Vor größtem Raubzug der Geschichte?

Man sollte in der ökonomischen Frage die Lektionen der Geschichte so wenig ignorieren, wie jene Bauernweisheit, die da lautet, wer im Galopp lebt, fährt im Trab zum Teufel. Das ist gewiß nicht schwer einzusehen. Und doch: warum korrigieren Politiker ihren Kurs angesichts des zu erwartenden Desasters nicht radikal, warum leben Teile der Gesellschaft weiterhin so, als würden die Bäume in den Himmel wachsen?

Es sind vor allem die ökonomischen und politischen Eliten, die, in jeder Beziehung begünstigt, sämtliche Vorteile und politische Kontinuität ihrem System, von dem sie am meisten profitieren, verdanken. Ihre darauf gründende Selbstzufriedenheit kennt diesbezüglich keine Grenzen, verhindert aber dadurch rechtzeitige und richtige Weichenstellungen.

Von nun an ging es bergab, könnte dereinst ein Kapitel der Geschichte der ökonomischen Wissenschaften lauten. Obwohl selbst die größten Ignoranten die enorm großen wirtschaftlichen Problemberge, die vor allem die sozial Schwachen erdrücken werden, nicht mehr übersehen können, wird, ohne besondere Einsicht übrigens, emsig daran gearbeitet, daß sich die wirtschaftlichen Härten für das Volk verstärken und der Mißbrauch des Systems weiter ermöglicht wird.                                                                  

Aber warum sollten sich die Verantwortlichen deshalb eigentlich schuldig fühlen, wo sie doch Teil dieses Systems sind das ihr Schmarotzertum auch noch belohnt? Dabei wissen sie starke Verbündete hinter sich: die Bankenretter-Lobby.                                                           Da aber Tricksen und Blenden allein anscheinend  nicht den großen Reibach garantieren, wird jetzt zur großen Offensive geblasen. Das fällt, nachdem die hochverschuldeten Staaten ihre demokratischen und souveränen Rechte längst an der Brüsseler Höllen-Pforte abgegeben haben, umso leichter Jetzt geht es den Welt-Finanzhyänen darum, ohne viel Gegenwehr an das Restvermögen des Einzelnen wie auch des Staates zu kommen.       

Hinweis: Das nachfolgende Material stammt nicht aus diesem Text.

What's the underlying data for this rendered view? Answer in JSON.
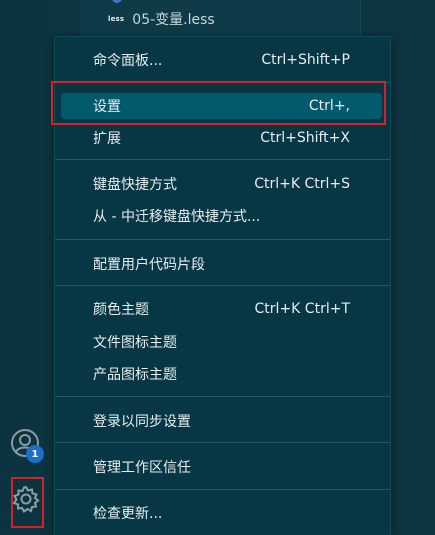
{
  "explorer": {
    "file_name": "05-变量.less",
    "file_badge": "less"
  },
  "activity_bar": {
    "accounts_badge": "1"
  },
  "menu": {
    "items": [
      {
        "label": "命令面板...",
        "shortcut": "Ctrl+Shift+P"
      },
      {
        "label": "设置",
        "shortcut": "Ctrl+,"
      },
      {
        "label": "扩展",
        "shortcut": "Ctrl+Shift+X"
      },
      {
        "label": "键盘快捷方式",
        "shortcut": "Ctrl+K Ctrl+S"
      },
      {
        "label": "从 - 中迁移键盘快捷方式...",
        "shortcut": ""
      },
      {
        "label": "配置用户代码片段",
        "shortcut": ""
      },
      {
        "label": "颜色主题",
        "shortcut": "Ctrl+K Ctrl+T"
      },
      {
        "label": "文件图标主题",
        "shortcut": ""
      },
      {
        "label": "产品图标主题",
        "shortcut": ""
      },
      {
        "label": "登录以同步设置",
        "shortcut": ""
      },
      {
        "label": "管理工作区信任",
        "shortcut": ""
      },
      {
        "label": "检查更新...",
        "shortcut": ""
      }
    ]
  }
}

So beraten, dem Vernehmen nach, die IWF-Gremien darüber, wie das „Rettungsmodell Zypern“ auf den gesamten Euro-Raum ausgedehnt werden könnte. Das heißt, sämtliche Privatsparer im ganzen Euro-Raum sollen um einen Teil ihrer Ersparnisse  gebracht werden. Ein klassischer Raubzug, der damit beginnt, daß vorerst einmal in der ganzen EU die Guthaben über 100.000 Euro für Banken-Rettungen herhalten sollen. Die Kleinsparer kommen wohl später noch an die Reihe..

Diejenigen aber, die nun im Interesse der Bankster und Spekulanten zu solchem Raub ermächtigt werden, „sind die gleichen, die alle europäischen Stabilitäts-Verträge gebrochen haben, welche jeden einzelnen Sparer vor Folgen staatlicher Überschuldung formell abzusichern versprachen“, schreibt der Schweizer Nationalrat Lukas Reiman (www.goldinitiative.ch) ganz richtig.

Anscheinend dienen die EU-Verträge nur dazu, dem internationalen Kapital den Zugang zu den Volks- und Staatsvermögen der Mitgliedsländer zu verschaffen. Nicht nur die Länder des europäischen Südens werden dadurch und durch knallharte Sozialabbauprogramme zur Selbstaufgabe gezwungen und in die endgültige Sklaverei des internationalen Kapitals getrieben.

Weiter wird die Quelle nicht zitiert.